The report calls for the creation of BritGPT, a homemade system with a remit to focus on market failures rather than simply trying to compete with Silicon Valley to build the biggest models.

“Private profit-seeking companies aren’t going to invest enough in ‘AI for good’ or AI safety, so the UK government should step in to correct this market failure and provide more public goods – such as medical research, clean energy research, and AI safety research,” it said. They suggested some of the budget could even come out of Labour’s £28bn annual “climate investment pledge” as a result.

“This is a hugely important technology, arguably the most transformative in the next few decades, and the UK risks being left behind,” said Haydn Belfield, associate fellow at the University of Cambridge’s Leverhulme Centre for the Future of Intelligence, said.

The government has pledged £100m to train new “foundation models”, similar to the GPT-4 system that underpins ChatGPT, and a further £900m on a new “exascale” supercomputer for similar work. But, Belfield warns, those numbers are an order of magnitude too small.

“Building up datacentres to make a new cloud region,” the sort of investment a company such as Amazon or Google makes to launch their services, “costs in the region of £10bn. And GPT-4 alone probably costs about $100m, and if you look at the cost trends, these are increasing rapidly: we should expect GPT-5 or GPT-6 to cost in the hundreds of millions of pounds, even before you account for salary costs.

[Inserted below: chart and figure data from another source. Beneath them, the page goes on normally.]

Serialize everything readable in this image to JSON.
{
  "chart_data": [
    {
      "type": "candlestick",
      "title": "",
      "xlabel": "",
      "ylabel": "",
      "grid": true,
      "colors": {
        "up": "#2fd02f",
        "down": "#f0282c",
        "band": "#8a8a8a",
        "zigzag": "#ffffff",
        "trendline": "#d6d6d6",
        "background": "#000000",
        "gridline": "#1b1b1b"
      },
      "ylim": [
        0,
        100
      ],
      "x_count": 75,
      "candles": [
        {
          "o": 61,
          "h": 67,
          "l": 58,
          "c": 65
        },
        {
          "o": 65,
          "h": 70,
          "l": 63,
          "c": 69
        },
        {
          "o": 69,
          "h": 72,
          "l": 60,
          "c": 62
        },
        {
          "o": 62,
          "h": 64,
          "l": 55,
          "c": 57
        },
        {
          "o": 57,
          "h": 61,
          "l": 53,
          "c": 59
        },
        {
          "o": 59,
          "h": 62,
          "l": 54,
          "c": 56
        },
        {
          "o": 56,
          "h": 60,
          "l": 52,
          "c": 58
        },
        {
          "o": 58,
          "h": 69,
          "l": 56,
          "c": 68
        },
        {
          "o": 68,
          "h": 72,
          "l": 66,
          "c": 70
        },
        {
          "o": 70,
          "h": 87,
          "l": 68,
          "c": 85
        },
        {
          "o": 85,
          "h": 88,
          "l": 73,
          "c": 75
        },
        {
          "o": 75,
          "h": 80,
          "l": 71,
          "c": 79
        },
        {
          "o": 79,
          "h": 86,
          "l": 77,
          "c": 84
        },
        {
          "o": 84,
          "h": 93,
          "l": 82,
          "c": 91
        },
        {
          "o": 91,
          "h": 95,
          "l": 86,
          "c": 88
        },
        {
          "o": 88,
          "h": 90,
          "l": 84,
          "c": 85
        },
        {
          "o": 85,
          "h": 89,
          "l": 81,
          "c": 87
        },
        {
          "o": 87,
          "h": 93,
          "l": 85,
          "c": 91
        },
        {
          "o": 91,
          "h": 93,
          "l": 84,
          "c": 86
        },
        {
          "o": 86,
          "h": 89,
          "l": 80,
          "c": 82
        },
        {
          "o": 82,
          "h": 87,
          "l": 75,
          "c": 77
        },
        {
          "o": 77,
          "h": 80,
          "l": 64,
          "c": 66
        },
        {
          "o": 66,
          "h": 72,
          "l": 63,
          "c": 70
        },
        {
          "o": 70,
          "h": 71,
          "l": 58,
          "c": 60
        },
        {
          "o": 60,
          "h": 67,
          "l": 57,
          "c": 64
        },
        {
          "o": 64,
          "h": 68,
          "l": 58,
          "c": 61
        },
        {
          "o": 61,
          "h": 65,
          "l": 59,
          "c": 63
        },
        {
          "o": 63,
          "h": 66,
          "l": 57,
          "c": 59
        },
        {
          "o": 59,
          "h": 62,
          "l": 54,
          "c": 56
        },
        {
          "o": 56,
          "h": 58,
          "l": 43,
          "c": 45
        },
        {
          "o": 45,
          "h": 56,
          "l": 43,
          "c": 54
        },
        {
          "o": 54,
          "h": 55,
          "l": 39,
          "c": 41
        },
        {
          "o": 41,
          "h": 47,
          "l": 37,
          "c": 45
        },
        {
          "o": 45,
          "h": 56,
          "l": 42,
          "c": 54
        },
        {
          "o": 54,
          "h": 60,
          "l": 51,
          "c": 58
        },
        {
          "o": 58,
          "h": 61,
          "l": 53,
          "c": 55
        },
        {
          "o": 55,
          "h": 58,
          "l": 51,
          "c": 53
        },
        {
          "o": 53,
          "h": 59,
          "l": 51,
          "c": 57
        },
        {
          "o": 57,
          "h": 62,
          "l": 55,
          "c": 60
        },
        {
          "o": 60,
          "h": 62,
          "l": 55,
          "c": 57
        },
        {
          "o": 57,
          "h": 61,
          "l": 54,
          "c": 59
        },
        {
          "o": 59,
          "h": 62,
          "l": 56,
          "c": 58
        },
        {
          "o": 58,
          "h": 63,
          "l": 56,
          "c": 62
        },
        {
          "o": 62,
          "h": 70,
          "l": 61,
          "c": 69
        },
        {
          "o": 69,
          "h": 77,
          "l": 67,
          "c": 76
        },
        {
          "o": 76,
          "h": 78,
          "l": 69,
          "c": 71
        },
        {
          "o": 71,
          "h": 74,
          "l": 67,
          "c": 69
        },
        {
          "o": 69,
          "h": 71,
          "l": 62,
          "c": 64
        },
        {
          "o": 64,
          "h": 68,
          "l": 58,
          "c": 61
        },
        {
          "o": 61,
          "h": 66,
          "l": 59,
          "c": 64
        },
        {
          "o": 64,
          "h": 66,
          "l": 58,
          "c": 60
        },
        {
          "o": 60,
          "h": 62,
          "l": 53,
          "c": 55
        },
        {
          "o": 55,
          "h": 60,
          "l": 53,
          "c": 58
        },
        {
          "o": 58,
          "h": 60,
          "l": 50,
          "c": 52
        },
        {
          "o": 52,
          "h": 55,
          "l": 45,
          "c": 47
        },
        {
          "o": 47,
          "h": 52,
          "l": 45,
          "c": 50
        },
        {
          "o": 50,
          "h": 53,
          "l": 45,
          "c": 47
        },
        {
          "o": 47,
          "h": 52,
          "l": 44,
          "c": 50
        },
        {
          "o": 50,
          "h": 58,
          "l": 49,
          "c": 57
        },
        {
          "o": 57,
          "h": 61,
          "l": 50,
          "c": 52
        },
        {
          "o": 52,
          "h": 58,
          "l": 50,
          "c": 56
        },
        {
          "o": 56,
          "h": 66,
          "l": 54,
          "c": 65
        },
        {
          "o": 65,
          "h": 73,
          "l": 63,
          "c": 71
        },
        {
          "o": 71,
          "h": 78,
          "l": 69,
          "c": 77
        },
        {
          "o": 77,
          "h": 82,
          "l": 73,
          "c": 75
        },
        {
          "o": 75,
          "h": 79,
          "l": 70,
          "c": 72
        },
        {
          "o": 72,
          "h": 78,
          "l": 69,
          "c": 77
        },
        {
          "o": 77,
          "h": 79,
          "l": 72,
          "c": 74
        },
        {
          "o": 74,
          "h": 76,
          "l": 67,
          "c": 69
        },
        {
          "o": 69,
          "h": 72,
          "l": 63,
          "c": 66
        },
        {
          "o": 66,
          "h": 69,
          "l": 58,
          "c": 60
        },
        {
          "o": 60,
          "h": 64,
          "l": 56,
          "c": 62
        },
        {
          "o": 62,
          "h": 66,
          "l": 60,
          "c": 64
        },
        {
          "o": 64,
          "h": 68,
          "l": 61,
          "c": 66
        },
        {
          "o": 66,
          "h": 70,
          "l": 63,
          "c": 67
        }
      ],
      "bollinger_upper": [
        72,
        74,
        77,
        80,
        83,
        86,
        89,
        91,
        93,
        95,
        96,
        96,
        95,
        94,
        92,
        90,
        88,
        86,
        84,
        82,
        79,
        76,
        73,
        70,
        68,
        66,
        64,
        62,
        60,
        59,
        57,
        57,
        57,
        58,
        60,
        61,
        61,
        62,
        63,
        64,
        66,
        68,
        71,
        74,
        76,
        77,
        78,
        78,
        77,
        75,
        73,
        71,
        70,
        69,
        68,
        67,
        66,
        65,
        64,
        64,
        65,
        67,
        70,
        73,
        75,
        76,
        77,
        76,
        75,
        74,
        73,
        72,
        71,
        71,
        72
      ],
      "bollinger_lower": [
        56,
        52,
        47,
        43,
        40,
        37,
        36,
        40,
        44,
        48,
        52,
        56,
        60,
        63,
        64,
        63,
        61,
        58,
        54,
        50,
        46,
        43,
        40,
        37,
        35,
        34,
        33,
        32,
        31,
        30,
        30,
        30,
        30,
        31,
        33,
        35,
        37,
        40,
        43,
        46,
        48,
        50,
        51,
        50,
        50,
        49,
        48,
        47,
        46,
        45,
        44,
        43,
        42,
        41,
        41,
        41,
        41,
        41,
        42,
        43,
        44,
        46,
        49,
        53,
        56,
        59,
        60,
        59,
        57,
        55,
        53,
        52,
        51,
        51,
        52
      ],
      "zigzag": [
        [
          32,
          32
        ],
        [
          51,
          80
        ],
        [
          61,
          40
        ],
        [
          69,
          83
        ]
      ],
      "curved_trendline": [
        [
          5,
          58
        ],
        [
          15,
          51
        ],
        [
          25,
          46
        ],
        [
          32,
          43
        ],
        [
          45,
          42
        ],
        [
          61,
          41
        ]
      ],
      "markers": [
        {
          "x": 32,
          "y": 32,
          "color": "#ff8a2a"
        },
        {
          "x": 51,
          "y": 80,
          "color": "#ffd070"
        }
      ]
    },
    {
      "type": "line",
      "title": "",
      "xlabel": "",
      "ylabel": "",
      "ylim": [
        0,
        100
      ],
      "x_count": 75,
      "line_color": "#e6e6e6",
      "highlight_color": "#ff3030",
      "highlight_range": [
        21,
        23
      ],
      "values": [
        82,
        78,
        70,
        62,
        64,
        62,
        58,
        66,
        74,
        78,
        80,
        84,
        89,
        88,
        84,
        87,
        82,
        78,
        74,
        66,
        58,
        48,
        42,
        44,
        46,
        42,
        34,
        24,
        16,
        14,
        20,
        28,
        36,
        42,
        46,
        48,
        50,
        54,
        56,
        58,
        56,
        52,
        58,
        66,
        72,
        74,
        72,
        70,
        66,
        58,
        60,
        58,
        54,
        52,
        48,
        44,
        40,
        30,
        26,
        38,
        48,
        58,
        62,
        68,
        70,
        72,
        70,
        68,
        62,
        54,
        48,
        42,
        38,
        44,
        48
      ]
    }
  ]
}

That’s what it takes to compete at this level, to support British companies and the British ecosystem.”

At the physical infrastructure level, a £10bn “Great British cloud” would mirror Labour’s pledges to establish Great British energy and to bring private rail franchise back into public ownership, and be comparable to the creation of the BBC and Channel 4.

Labour for the Long Term is not alone in calling for more state-backed investment in AI. In an interview with the Guardian earlier this month, Geoffrey Hinton, the co-inventor of “deep learning”, warned that AI development could doom humanity if it was pursued for purely commercial motivations.

“Google is the leader in this research, the core technical breakthroughs that underlie this wave came from Google, and it decided not to release them directly to the public,” Hinton said. Google was worried about all the things we worry about, it has a good reputation and doesn’t want to mess it up. And I think that was a fair, responsible decision.

“The problem is, in a capitalist system, if your competitor then does do that, there’s nothing you can do but do the same.”